How MiniPlasma Exploits Kernel Trust

A security researcher disclosed a Windows zero-day vulnerability named MiniPlasma, enabling attackers to gain full SYSTEM-level access. The proof-of-concept exploit targets fully updated Windows systems and was released publicly on May 17, 2026. No official patches are available yet.

The flaw allows local privilege escalation, meaning an attacker with basic user access can exploit it to take complete control of a system. Unlike remote exploits, MiniPlasma requires initial access to the machine, but once triggered, it bypasses core security layers. The exploit manipulates a weakness in the Windows kernel’s handling of specific memory operations within the Win32k.sys driver. This driver manages graphical functions but also has deep system privileges, making it a frequent target for escalation attacks. By carefully crafting system calls, the exploit forces improper memory access, leading to arbitrary code execution at the highest privilege level.
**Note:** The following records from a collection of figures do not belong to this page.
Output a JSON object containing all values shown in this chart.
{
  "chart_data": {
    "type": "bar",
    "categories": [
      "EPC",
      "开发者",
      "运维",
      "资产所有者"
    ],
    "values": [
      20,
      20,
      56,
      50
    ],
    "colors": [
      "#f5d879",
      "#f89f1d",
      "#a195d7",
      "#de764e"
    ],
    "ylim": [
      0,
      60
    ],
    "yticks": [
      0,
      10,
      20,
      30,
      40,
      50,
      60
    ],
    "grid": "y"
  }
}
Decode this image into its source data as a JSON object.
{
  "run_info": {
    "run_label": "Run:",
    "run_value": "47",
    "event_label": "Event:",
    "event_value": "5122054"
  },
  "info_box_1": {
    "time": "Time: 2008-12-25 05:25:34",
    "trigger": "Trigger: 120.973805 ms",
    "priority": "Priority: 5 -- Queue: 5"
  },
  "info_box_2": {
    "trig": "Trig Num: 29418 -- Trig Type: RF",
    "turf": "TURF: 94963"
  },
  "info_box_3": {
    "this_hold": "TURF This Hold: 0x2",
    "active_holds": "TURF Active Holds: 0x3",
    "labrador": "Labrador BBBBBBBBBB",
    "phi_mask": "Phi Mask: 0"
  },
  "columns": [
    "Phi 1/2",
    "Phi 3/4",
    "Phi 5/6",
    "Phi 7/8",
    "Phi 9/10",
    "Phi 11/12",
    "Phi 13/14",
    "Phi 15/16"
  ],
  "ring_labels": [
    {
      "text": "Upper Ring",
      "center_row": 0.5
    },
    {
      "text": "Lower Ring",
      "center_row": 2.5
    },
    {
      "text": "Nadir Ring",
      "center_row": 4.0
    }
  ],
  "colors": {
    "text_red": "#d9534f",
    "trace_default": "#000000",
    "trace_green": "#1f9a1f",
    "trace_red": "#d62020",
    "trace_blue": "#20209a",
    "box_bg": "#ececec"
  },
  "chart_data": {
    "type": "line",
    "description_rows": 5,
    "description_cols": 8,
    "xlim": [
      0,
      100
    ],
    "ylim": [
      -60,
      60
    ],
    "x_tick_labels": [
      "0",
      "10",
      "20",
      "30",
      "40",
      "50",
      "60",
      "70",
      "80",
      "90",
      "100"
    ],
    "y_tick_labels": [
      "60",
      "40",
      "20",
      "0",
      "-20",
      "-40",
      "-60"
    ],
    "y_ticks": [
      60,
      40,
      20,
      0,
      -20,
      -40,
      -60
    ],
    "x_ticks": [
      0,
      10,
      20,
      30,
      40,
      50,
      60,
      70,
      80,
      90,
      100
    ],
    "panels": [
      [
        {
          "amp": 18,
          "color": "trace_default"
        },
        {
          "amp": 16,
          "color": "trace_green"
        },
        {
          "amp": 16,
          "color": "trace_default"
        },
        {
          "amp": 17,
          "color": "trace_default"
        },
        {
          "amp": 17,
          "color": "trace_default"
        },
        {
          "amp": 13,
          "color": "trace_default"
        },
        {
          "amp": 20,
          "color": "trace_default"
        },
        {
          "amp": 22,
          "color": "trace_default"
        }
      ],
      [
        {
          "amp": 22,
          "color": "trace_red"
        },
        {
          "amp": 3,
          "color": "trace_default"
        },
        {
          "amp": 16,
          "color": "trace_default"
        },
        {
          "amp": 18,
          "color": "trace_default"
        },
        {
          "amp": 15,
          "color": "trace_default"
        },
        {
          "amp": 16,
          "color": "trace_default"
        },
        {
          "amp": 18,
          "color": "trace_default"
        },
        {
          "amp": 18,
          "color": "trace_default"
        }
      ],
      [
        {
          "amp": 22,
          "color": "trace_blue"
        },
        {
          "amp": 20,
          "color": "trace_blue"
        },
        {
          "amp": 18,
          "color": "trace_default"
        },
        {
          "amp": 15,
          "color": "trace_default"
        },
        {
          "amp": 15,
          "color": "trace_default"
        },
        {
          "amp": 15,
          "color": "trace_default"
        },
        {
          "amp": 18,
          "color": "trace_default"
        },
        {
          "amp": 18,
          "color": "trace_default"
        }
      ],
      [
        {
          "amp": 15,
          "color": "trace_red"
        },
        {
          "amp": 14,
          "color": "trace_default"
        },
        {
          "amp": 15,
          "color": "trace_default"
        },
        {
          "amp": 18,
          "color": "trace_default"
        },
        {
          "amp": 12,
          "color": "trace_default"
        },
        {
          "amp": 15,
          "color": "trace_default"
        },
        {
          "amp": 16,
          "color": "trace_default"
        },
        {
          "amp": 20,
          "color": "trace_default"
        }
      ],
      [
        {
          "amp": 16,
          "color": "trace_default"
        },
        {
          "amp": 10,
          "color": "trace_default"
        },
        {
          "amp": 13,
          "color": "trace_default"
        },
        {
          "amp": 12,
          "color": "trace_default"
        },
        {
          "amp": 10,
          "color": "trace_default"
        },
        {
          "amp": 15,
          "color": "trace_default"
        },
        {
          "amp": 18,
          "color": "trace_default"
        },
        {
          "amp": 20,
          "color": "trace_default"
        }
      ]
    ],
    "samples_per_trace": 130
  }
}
The vulnerability lies in how Win32k.sys validates input from user-mode processes. MiniPlasma sends malformed graphical rendering requests that the driver fails to properly check. When the system attempts to process these, it triggers an unhandled memory condition. The proof-of-concept code leverages this to overwrite critical memory structures, redirecting execution to attacker-controlled payloads. Because the driver operates in kernel mode, the payload runs as SYSTEM—giving full access to files, credentials, and system settings.

Could This Become a Widespread Threat?

The researcher demonstrated the exploit on Windows 11 23H2 and Windows Server 2022, both fully patched. Microsoft has acknowledged internal awareness but has not confirmed a patch timeline. The release of working code dramatically increases risk, as it can be easily adapted by malware developers.

While MiniPlasma requires initial access, it poses serious risks in environments where users have limited privileges but attackers gain entry through phishing or malware. Once inside, the exploit allows elevation to full system control, bypassing standard security monitoring. Enterprises with unpatched endpoints or delayed update cycles are especially vulnerable.

Microsoft typically addresses such flaws within monthly security updates, but emergency out-of-band patches are possible for critical issues. Until then, defenders are advised to restrict local user privileges and monitor for suspicious kernel-level activity.

Frequently Asked Questions

What systems are affected by MiniPlasma? The proof-of-concept works on recent Windows versions including Windows 10, 11, and Server editions using the Win32k.sys driver. All are at risk if unpatched.

Can MiniPlasma be exploited remotely? No. Attackers must already have user-level access to the machine. It cannot be triggered over a network or the internet directly.

Is there a fix available? Not yet. Microsoft is aware of the issue but has not released a patch. Users should limit local account privileges as a temporary safeguard.